Story by Brian Blueskye Palm Springs Desert Sun
Photo by Michael Snyder/The Desert Sun
March 10, 2021
Rabbi Sally Olins saves many of the inspirational and religious stories she receives and doesn't want them to be lost forever. The pandemic gave her the time and opportunity to put those stories into her book, "Coffee House Rabbi."
Olins, who was rabbi at Temple Isaiah in Palm Springs from 2006 to 2016, said many of these quotes and stories have been used in her sermons and she felt it was important to share them with the community.
"The reality is that when I'm gone, and I'm not ready to go but when I am, these will be lost forever," Olins said. "I don't want them to be lost. I don't know who sent them to me in the world of clergy, but rabbis do this all the time, ‘Oh I heard a great story I'm going to send it to you.’ You don't necessarily say who the author was and some of the stories are from the Bible that everyone knows."
Last week, Olins celebrated her 82nd birthday.
"Coffee House Rabbi" also includes inspirational quotes from His Holiness the 14th Dalai Lama, Oprah Winfrey, Gandhi and more. The book is self-published and available through her website, rabbisally.com.
She hasn't been "overwhelmed with sales," but people are buying multiple copies of to give to friends and relatives.
"That's a wonderful feeling and exactly what I want the book to do," Olins said.
She's still providing services during COVID-19
Olins describes her personality as outgoing — she's well known in the Coachella Valley often appearing at local events pre-coronavirus shutdowns.
Olins led meetings at the Hyatt Palm Springs on the first and third Sundays of each month on the subjects of faith and guidance, inspiration and motivation and more. She has continued the meetings over Zoom during the pandemic.
But she said she has been finding it difficult to provide services for the sick, adding she made visits to local hospitals at least once a week. She's also done a large number of funerals, many who passed away from COVID-19
Olins said she does more funerals than weddings and baby announcements, and said this has been a difficult year of comforting and "trying to bring about healing."
"In most cases when someone is ill, you've met the family and you can bring far more comfort and closure to them," Olins said. "When someone asks if I’m available to do a service, sometimes we were only allowed three people and I was one of the three. I've done them on Zoom, but it’s very painful the family couldn't be there to say goodbye."
Road to becoming a rabbi
Growing up in Cincinnati, Ohio, and Beverly Hills, Olins said she felt a calling to become a rabbi, but women were not allowed to ordain in Conservative Judaism. But she still enjoyed attending temple services on Saturday mornings with her grandfather and studying the Torah.
"I had friends who would say to me 'girls can't be rabbis,'" Olins said.
Olins went on to UCLA earning a teaching credential, and then a Master of Arts from the University of Judaism in Bel Air. She taught high school English and modern dance at Verdugo Hills High School in Tujunga before opening a dance and exercise school in Westwood, but never forgot her religious calling.
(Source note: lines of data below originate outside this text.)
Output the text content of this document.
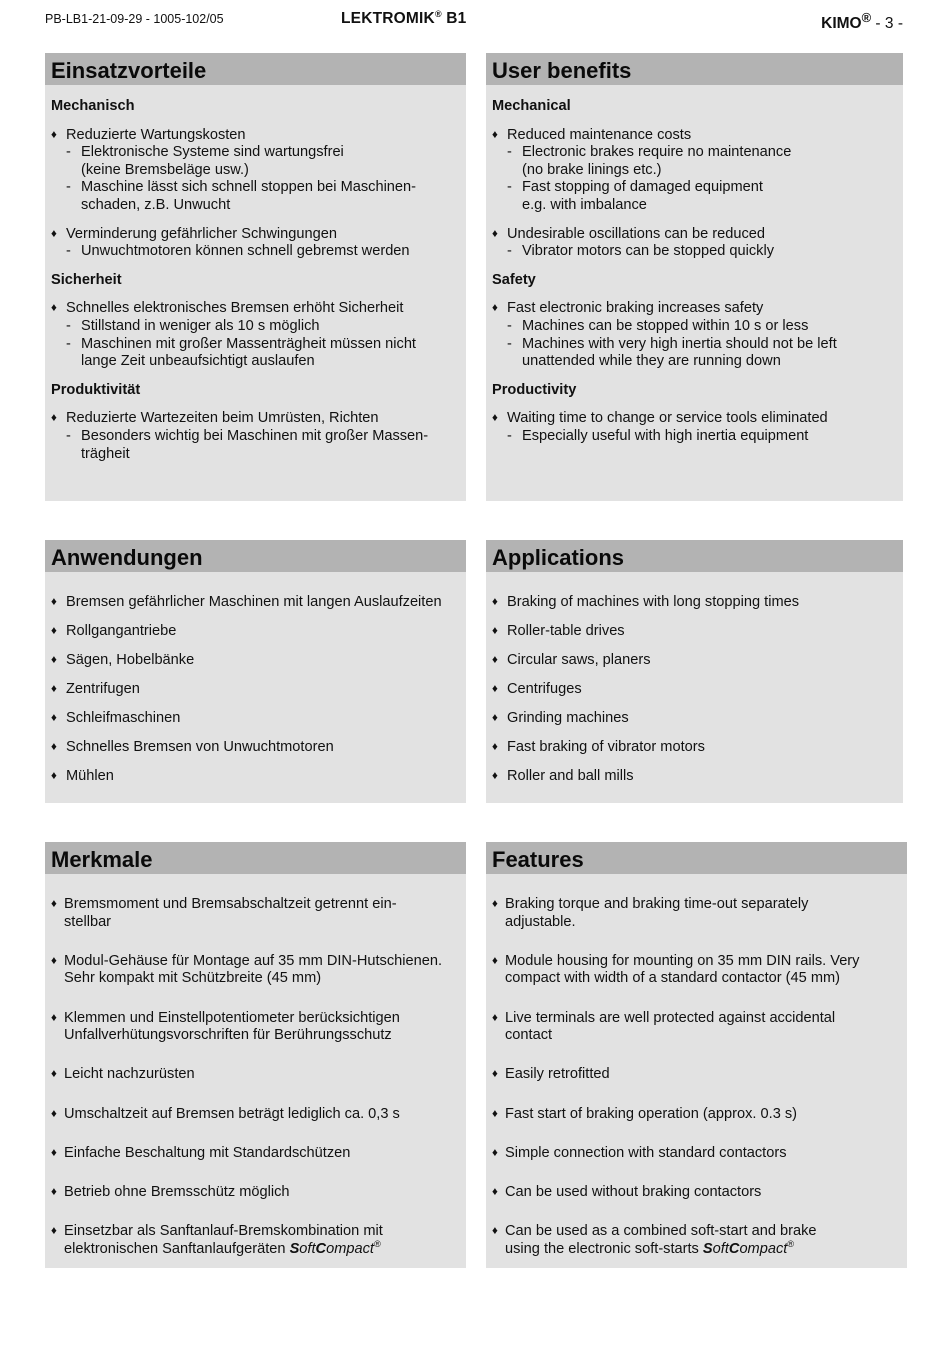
PB-LB1-21-09-29 - 1005-102/05	LEKTROMIK® B1	KIMO® - 3 -
Einsatzvorteile
Mechanisch
♦ Reduzierte Wartungskosten
- Elektronische Systeme sind wartungsfrei
(keine Bremsbeläge usw.)
- Maschine lässt sich schnell stoppen bei Maschinen-
schaden, z.B. Unwucht
♦ Verminderung gefährlicher Schwingungen
- Unwuchtmotoren können schnell gebremst werden
Sicherheit
♦ Schnelles elektronisches Bremsen erhöht Sicherheit
- Stillstand in weniger als 10 s möglich
- Maschinen mit großer Massenträgheit müssen nicht
lange Zeit unbeaufsichtigt auslaufen
Produktivität
♦ Reduzierte Wartezeiten beim Umrüsten, Richten
- Besonders wichtig bei Maschinen mit großer Massen-
trägheit
User benefits
Mechanical
♦ Reduced maintenance costs
- Electronic brakes require no maintenance
(no brake linings etc.)
- Fast stopping of damaged equipment
e.g. with imbalance
♦ Undesirable oscillations can be reduced
- Vibrator motors can be stopped quickly
Safety
♦ Fast electronic braking increases safety
- Machines can be stopped within 10 s or less
- Machines with very high inertia should not be left
unattended while they are running down
Productivity
♦ Waiting time to change or service tools eliminated
- Especially useful with high inertia equipment
Anwendungen
♦ Bremsen gefährlicher Maschinen mit langen Auslaufzeiten
♦ Rollgangantriebe
♦ Sägen, Hobelbänke
♦ Zentrifugen
♦ Schleifmaschinen
♦ Schnelles Bremsen von Unwuchtmotoren
♦ Mühlen
Applications
♦ Braking of machines with long stopping times
♦ Roller-table drives
♦ Circular saws, planers
♦ Centrifuges
♦ Grinding machines
♦ Fast braking of vibrator motors
♦ Roller and ball mills
Merkmale
♦ Bremsmoment und Bremsabschaltzeit getrennt ein-
stellbar
♦ Modul-Gehäuse für Montage auf 35 mm DIN-Hutschienen.
Sehr kompakt mit Schützbreite (45 mm)
♦ Klemmen und Einstellpotentiometer berücksichtigen
Unfallverhütungsvorschriften für Berührungsschutz
♦ Leicht nachzurüsten
♦ Umschaltzeit auf Bremsen beträgt lediglich ca. 0,3 s
♦ Einfache Beschaltung mit Standardschützen
♦ Betrieb ohne Bremsschütz möglich
♦ Einsetzbar als Sanftanlauf-Bremskombination mit
elektronischen Sanftanlaufgeräten SoftCompact®
Features
♦ Braking torque and braking time-out separately
adjustable.
♦ Module housing for mounting on 35 mm DIN rails. Very
compact with width of a standard contactor (45 mm)
♦ Live terminals are well protected against accidental
contact
♦ Easily retrofitted
♦ Fast start of braking operation (approx. 0.3 s)
♦ Simple connection with standard contactors
♦ Can be used without braking contactors
♦ Can be used as a combined soft-start and brake
using the electronic soft-starts SoftCompact®
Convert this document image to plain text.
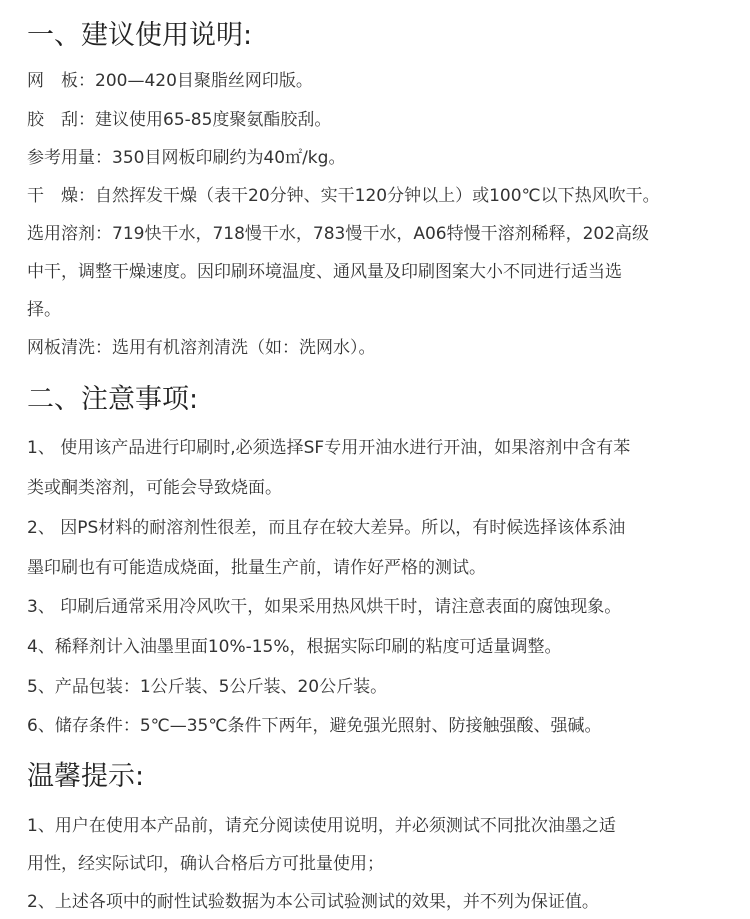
一、建议使用说明:
网　板：200—420目聚脂丝网印版。
胶　刮：建议使用65-85度聚氨酯胶刮。
参考用量：350目网板印刷约为40㎡/kg。
干　燥：自然挥发干燥（表干20分钟、实干120分钟以上）或100℃以下热风吹干。
选用溶剂：719快干水，718慢干水，783慢干水，A06特慢干溶剂稀释，202高级
中干，调整干燥速度。因印刷环境温度、通风量及印刷图案大小不同进行适当选
择。
网板清洗：选用有机溶剂清洗（如：洗网水）。
二、注意事项:
1、 使用该产品进行印刷时,必须选择SF专用开油水进行开油，如果溶剂中含有苯
类或酮类溶剂，可能会导致烧面。
2、 因PS材料的耐溶剂性很差，而且存在较大差异。所以，有时候选择该体系油
墨印刷也有可能造成烧面，批量生产前，请作好严格的测试。
3、 印刷后通常采用冷风吹干，如果采用热风烘干时，请注意表面的腐蚀现象。
4、稀释剂计入油墨里面10%-15%，根据实际印刷的粘度可适量调整。
5、产品包装：1公斤装、5公斤装、20公斤装。
6、储存条件：5℃—35℃条件下两年，避免强光照射、防接触强酸、强碱。
温馨提示:
1、用户在使用本产品前，请充分阅读使用说明，并必须测试不同批次油墨之适
用性，经实际试印，确认合格后方可批量使用；
2、上述各项中的耐性试验数据为本公司试验测试的效果，并不列为保证值。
When the Rabbinical Assembly voted to admit women in 1985, and Olins was already prepared and began her journey.
Her late husband of 57 years, Jay, was supportive. She describes him as "the most selfless man I've ever known in my life," adding he made arrangements for her to fly to New York for seminary school and back home every week for four years.
"I flew in on a Sunday morning, went to seminary school on Monday and Tuesday and then took a flight home. I would work with an Orthodox rabbi on Thursdays and Fridays, and then Friday night and Saturday morning I had an internship at a temple. On Sunday I flew back (to New York)."
She was ordained in 1989 as a conservative rabbi at the B'nail Hayim Temple in Sherman Oaks, the first time an ordination took place on the West Coast. She and her husband moved to Palm Springs in 2006.
If there's one thing Olins wants readers to take away from "Coffee House Rabbi," it's to "find the positive." She said it's what helped her through the death of her brother due to cancer in 2015 and Jay to myasthenia gravis in 2018.
"I do have a lovely family. I have a daughter, she has a husband and two children. But the immediacy of my family is gone. I know how I lived my life is what made it possible, but it doesn't take the pain away, it just allows you to be able to get through the difficult times."